Il faut tout d’abord distinguer d’une part les standards adressés aux entreprises et d’autre part les critères de sélection éthique destinés aux investisseurs, qui peuvent parfois s’apparenter à des lieux communs. C’est sans aucun doute une bonne chose que de s’accorder sur les grands principes devant motiver la conduite des entreprises et de pouvoir ensuite mesurer les progrès réalisés en termes de responsabilité sociale sur la base d’indicateurs standardisés. Les Nations Unies ont édité un programme pour le développement qui illustre cette exigence. Du côté de l’investisseur, par contre, il faut impérativement préserver le pluralisme éthique, autrement dit la sensibilité morale de chacun. Un investisseur qui souhaite investir de manière durable sans bannir, par exemple, le nucléaire de ses portefeuilles, se verra bien souvent imposer un filtre qui le privera de cette liberté. L’éthique n’est pourtant pas un diktat comme nous le rappellent les grands philosophes dans leurs théories morales. Les déontologistes excluront plus systématiquement des éléments qu’ils jugent contraires à une norme, invoquant par exemple le besoin de préserver la dignité humaine face au risque d’accident nucléaire ou aux problèmes des déchets pour les générations futures. Les utilitaristes chercheront le plus grand bien du plus grand nombre et feront une analyse coûts-bénéfices pour évaluer ces risques au regard d’autres bienfaits, comme celui d’un meilleur bilan CO2. Dans tous les cas, il me semble indispensable de pouvoir guider l’investisseur en lui laissant une liberté morale sans chercher à lui imposer des normes toutes faites.

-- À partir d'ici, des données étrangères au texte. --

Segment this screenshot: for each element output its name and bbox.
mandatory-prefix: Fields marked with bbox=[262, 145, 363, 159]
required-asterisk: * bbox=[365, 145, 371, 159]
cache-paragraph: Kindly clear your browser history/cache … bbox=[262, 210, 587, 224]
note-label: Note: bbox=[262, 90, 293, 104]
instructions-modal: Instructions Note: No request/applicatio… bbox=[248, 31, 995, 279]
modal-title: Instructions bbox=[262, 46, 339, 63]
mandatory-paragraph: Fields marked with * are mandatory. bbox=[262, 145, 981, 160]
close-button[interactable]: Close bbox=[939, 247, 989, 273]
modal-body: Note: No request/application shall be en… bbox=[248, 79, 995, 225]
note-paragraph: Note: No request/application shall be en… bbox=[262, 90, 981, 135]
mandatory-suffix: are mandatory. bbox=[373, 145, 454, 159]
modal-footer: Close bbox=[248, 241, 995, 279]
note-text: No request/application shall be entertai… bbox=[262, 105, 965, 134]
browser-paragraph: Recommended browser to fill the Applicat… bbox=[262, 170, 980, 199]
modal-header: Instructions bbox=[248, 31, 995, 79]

« Les nouvelles générations ne veulent plus seulement investir pour un rendement ou une performance, mais elles veulent exprimer des valeurs au travers de leurs investissements. »
Quelles sont les principales motivations des entreprises à intégrer ces approches ESG?
Une entreprise moderne et responsable est une entreprise qui réfléchit sérieusement à son impact sur l’environnement, la société et ses actionnaires. Je suis persuadé que dans un proche avenir, les critères ESG seront un critère systématique des analystes et que les entreprises qui les boudent se traiteront avec une décote sur le marché. L’effort des bons élèves sera donc mieux récompensé à terme.
En Suisse, quelles sont les entreprises qui se distinguent plus particulièrement?
Geberit et Givaudan en particulier ont élaboré une stratégie durable très complète qui se matérialise par des rapports de durabilité détaillés selon des normes exigeantes. Givaudan oeuvre pour la biodiversité, tandis que Geberit réfléchit à une meilleure utilisation de l’eau. Par exemple, la première prévoit d’utiliser une électricité 100% renouvelable d’ici 2025, tandis que la seconde est l’une des rares sociétés dont le conseil d’administration est payé en actions, alignant par là-même les intérêts des différentes parties.
En termes de performance, les ratings ESG influent-ils sur la performance des titres?
Les résultats des études sont très dépendants des échantillonnages et des périodes choisies, mais il est juste de dire qu’actuellement les performances sont globalement comparables. A l’avenir, la discrimination en faveur des ISR devrait se faire davantage sentir. L’un des arguments à l’encontre des ISR est le manque de diversification. C’est erroné de mon point de vue puisque l’éthique, on l’a vu, est davantage une question de comportement de l’entreprise plutôt que d’appartenance à un secteur.
Les investisseurs sont-ils sensibles à ce biais ESG?
Les nouvelles générations ne veulent plus seulement investir pour un rendement ou une performance, mais elles veulent exprimer des valeurs au travers de leurs investissements. Les ISR représentent des valeurs universelles qui sont l’opportunité pour les banques de créer un lien plus fort avec ses clients, d’autant que les performances devraient parler plus clairement en faveur des ISR.